Federation isn’t the same as “practically the same server”. That’s just Twitter or Reddit you’re describing then, a single fully unified pot of information that is still spread out over a vast amount of individual servers for only for parallelization and redundancy reasons.
Federated applications like Lemmy are, as the name implies, federated. Not merged or unified or so.
E-mail is also a federated protocol. Imagine if every time you wanted to send an e-mail, you had to check whether your provider likes the recipient’s provider and if not, create an account at the recipient’s provider (if that’s even possible).
Federation isn’t the same as “practically the same server”. That’s just Twitter or Reddit you’re describing then, a single fully unified pot of information that is still spread out over a vast amount of individual servers for only for parallelization and redundancy reasons.
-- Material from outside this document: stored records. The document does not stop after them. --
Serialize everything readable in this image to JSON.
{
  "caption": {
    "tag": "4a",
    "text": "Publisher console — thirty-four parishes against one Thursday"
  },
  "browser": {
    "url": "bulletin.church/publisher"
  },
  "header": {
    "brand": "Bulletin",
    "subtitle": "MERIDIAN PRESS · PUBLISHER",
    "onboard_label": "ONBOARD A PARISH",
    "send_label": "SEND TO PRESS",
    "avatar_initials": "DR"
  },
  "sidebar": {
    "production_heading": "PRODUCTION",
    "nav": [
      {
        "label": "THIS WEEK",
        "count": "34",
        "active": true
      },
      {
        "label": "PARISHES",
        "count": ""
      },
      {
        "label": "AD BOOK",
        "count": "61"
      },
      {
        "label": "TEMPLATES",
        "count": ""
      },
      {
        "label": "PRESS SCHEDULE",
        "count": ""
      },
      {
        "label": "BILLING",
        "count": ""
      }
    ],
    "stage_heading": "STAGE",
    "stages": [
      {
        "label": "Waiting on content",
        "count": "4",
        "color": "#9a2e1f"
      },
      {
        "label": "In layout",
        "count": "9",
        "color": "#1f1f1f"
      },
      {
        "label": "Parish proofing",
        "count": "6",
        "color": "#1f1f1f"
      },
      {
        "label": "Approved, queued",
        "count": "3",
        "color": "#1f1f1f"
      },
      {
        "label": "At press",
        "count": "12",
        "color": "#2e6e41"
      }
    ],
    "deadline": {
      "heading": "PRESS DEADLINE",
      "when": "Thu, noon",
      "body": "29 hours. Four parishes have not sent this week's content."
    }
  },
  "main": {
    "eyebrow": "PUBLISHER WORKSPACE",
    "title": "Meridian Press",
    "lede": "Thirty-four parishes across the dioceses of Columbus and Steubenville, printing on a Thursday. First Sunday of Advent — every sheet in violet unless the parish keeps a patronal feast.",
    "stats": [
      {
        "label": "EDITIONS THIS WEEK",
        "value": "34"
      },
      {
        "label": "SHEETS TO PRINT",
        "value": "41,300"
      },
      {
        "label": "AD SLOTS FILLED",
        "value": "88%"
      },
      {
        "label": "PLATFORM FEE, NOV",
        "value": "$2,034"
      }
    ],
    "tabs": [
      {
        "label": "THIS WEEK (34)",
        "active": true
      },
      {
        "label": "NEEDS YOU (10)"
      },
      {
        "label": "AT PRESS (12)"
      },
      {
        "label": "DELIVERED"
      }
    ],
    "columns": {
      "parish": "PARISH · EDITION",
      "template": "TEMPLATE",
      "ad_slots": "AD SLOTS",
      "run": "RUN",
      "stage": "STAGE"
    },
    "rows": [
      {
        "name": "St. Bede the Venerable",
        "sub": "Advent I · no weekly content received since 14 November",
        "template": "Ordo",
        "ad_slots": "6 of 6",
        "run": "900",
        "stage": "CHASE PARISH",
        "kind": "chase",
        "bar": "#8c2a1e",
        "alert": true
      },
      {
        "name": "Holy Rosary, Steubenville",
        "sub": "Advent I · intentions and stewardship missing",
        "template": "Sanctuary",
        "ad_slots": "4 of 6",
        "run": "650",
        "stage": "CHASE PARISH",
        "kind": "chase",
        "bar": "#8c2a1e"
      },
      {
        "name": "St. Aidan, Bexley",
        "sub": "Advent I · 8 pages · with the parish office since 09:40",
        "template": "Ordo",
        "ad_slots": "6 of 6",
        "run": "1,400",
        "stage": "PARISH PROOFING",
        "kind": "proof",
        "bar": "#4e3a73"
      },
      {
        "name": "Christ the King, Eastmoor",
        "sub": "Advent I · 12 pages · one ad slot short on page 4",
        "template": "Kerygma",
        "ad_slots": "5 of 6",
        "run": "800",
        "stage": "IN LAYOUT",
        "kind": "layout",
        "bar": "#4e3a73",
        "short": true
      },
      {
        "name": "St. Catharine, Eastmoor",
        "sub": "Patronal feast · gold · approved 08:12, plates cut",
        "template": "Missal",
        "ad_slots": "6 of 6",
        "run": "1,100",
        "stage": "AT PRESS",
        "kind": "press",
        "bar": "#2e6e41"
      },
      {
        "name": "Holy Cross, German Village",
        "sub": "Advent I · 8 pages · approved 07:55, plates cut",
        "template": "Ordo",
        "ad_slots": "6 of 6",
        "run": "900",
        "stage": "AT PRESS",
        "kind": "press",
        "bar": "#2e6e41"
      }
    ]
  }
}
Federated applications like Lemmy are, as the name implies, federated. Not merged or unified or so.
E-mail is also a federated protocol. Imagine if every time you wanted to send an e-mail, you had to check whether your provider likes the recipient’s provider and if not, create an account at the recipient’s provider (if that’s even possible).
Oh you mean like that thing email servers do when they block other email servers. Yeah imagine that. That’d be wild! 😂
Yeah, I know that and how the same people who support defederation love to complain about Gmail and Outlook blocking their home server.